Five From Slaithwaite: 2. In The Limelight


There used to be a a shop in Huddersfield called something like “Global International Mobile Phones And Repairs“, which sounded all very grand, but was no more than a little chap in a broken down room with a counter made from a piece of wood balanced on two packing cases. Trades and industries that are in the first, heady stage of growth, tend to be drawn to such grandiose descriptions; and H Osguthorpe’s “North of England Photographic Institute” is a perfect case in point. Mr Osguthorpe made a living from the Institute during the mid 1880s, but by the end of the decade he appears to be looking elsewhere to make his fortune, as he placed several notices in The Stageadvertising his services as a “Limelight Worker”. Such workers operated the intensely bright spotlights in theatres and music halls, which were created by burning calcium oxide – or quicklime – at high temperatures. Sadly, Mr Osguthorpe was moving into the industry just as the limelights were just going dark: – to be replaced by the new, more convenient and more powerful, electric lights. Osguthorpe would have been better sticking to taking fine portraits of Victorian gentlemen in their wide-lapelled smoking jackets.

Monday, October 01, 2018

Five From A Slaithwaite Stall : 1 Pendlebury Wave


We were in Slaithwaite yesterday visiting the excellent Slaithwaite Art Festival, and afterwards called in one of the many antique emporiums in the village. There I found on one of the stalls a fine collection of old Victorian photographs. I managed to limit myself to just £5's worth, and came away with five excellent examples of the genre. I thought I would share them with you all over the next few days.

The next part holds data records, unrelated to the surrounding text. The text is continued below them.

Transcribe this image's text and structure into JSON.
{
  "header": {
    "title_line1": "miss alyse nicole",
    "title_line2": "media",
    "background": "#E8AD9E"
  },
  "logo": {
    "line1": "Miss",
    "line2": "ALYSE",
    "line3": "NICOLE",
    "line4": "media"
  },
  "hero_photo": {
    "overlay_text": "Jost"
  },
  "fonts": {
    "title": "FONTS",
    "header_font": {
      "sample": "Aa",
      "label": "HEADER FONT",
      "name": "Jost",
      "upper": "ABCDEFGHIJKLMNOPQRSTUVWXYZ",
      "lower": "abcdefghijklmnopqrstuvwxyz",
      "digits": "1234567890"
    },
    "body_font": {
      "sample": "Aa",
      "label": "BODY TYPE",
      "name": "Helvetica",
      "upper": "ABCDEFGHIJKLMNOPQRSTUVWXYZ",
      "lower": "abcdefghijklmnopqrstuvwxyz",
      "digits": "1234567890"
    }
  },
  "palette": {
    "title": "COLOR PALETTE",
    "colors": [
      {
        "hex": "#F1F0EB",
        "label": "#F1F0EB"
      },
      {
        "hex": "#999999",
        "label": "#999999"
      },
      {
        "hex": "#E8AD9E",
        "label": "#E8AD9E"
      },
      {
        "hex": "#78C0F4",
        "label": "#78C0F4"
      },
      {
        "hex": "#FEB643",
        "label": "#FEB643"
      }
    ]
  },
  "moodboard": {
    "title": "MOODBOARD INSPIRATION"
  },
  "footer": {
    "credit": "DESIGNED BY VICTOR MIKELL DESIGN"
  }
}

Carte de Visite of Unknown Woman : Studio of I Horne, Pendlebury
I know very little about this first photograph other than it comes from the studio of Israel Horne of the Lancashire town of Pendlebury. All I know of Israel Horne is what can be discovered by the usual trail through the census records. He was born in Summerseat, Lancashire in 1843, the son of a hand loom weaver, and he started work in the local cotton mill. By 1881 he had moved to Pendlebury and set up business as a grocer, and shortly after that he jumped on the photograph wagon that was one of the great growth industries of the time. In 1891 had an established studio in Pendlebury and a decade later his son and daughter were also working as photographers in the family business. By 1911 he had retired and three years later he was dead.

This photograph of a young Victorian lady with a very pronounced hair wave must date from the early years of the studio - probably the mid to late 1880s.